Baby Benjamin (Brad Pitt or, at this point, a CGI rendering) is born at Baltimore hospital, looking – much to his father’s horror – like a human monster. In frenzy, Mr. Button grabs the screaming gremlin and dumps him on a doorstep. The whole event is a calamity Mr. Button regrets for life, but his actions put Benjamin on the ideal starting square of his journey – a residential home. Surrounded by mortality from birth, death doesn’t faze Benjamin who wheels himself around the home, learning to play the piano, and playing with little Daisy who regularly visits her Grandma. In the way that only children do, Daisy sees past the wrinkles and cataracts to the child in Benjamin and has no qualms about waking him in the small hours to play. “You wanna see something?” she whispers. “Sure!” replies an arthritic Benjamin clambering out of bed unquestioningly.
As Benjamin’s life unwinds, we witness a lot of firsts. His first kiss, first visit to a brothel, first love and his first time drinking, whereupon his momma catches him and watches, hands on hips, as the 70-year-old Pitt projectile vomits over the stairs. But almost every chapter brings us back to Daisy (played in adulthood by Cate Blanchett). Throughout the tales of Benjamin’s life, we’re continually sucked out of the reverie and plunked back to the present day – a bleak hospital room where Daisy lies on her deathbed as her daughter reads from Benjamin’s diary. There’s something lazy about this easy narration, and Blanchett’s barely decipherable croaking is extremely irritating – probably because throughout the rest of the film she’s utterly enchanting, radiating a strength, candor and severe beauty that only befit Blanchett.

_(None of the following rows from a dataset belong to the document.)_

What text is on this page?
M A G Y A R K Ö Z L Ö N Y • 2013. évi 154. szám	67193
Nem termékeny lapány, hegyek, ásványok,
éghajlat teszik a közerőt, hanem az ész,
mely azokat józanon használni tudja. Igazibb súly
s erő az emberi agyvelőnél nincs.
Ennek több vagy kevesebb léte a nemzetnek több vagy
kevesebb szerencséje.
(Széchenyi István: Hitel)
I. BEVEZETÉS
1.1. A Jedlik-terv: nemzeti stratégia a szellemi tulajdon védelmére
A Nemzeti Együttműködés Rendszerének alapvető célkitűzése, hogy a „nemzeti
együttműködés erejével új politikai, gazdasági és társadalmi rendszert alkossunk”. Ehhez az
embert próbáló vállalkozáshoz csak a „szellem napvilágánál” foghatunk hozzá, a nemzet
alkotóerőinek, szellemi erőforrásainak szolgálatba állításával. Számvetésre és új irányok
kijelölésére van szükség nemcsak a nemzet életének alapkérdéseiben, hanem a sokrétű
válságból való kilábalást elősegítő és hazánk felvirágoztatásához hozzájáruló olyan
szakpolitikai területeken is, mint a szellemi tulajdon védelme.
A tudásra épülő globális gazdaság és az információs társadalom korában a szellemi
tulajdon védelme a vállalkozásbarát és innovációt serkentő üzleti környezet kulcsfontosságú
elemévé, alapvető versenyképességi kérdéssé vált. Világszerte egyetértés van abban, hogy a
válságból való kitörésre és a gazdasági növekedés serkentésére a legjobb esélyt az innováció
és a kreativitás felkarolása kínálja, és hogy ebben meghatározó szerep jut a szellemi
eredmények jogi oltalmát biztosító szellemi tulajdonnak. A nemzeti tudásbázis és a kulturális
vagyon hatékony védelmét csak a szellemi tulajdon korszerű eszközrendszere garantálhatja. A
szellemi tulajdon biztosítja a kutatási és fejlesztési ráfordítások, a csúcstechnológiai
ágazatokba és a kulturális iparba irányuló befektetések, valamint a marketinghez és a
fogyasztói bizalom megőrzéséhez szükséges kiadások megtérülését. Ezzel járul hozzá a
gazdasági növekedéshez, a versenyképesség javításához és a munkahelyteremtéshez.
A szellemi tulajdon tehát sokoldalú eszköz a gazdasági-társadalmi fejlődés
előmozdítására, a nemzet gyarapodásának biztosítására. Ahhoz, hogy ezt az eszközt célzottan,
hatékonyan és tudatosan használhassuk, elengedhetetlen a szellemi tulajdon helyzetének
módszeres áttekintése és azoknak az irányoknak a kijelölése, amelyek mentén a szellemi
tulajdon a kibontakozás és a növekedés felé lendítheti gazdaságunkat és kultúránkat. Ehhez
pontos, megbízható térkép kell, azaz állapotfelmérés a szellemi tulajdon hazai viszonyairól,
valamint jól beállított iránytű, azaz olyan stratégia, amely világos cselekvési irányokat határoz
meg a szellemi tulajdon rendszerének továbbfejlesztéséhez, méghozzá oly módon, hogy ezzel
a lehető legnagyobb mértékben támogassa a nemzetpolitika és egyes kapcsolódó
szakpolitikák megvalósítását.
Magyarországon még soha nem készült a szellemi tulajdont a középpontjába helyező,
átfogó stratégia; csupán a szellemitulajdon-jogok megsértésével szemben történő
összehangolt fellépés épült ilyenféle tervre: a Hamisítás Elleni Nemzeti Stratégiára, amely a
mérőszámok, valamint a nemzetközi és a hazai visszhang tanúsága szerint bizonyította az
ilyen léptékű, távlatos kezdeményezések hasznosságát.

And, yet the most striking element of it all is the hero himself. Benjamin is a blank page onto whom a story is written. However – this is the strangest element of all – Benjamin elicits little empathy, largely because he drifts emotionless through each chapter of his life. Sure, we feel bad that he’s a cruelly abandoned baby and it’s impossible not to feel that patronizing warmth towards the elderly, but he has no emotional barometer. Devoid of outbursts, tears, stomach-clutching laughter or rage, we only know Benjamin feels anything when he says so in his diary. And yet somehow Pitt’s performance is flawless.
It takes time to let this film settle, and even longer to digest, let alone to give way to a belch of satisfaction.
The one sequence that embodies the essence of the story comes as a montage of seemingly unrelated events, characters and hiccups that cause a domino effect leading to one tragic moment. Had we not forgotten those keys, missed that bus, or stopped at the red light, could we have changed events?
The answer is no. Everything that happens is sewn into life’s tapestry. We can choose to frown at the knots, the snipped threads and the tangles, or turn it over and gaze at the beautiful pattern they’ve helped to create. Impossible to pin down, categorize or even judge, The Curious Case of Benjamin Button shows that whether we live life forwards or backwards, the outside is just a shell and it’s what we choose to do with life that sifts out the best parts from the worst.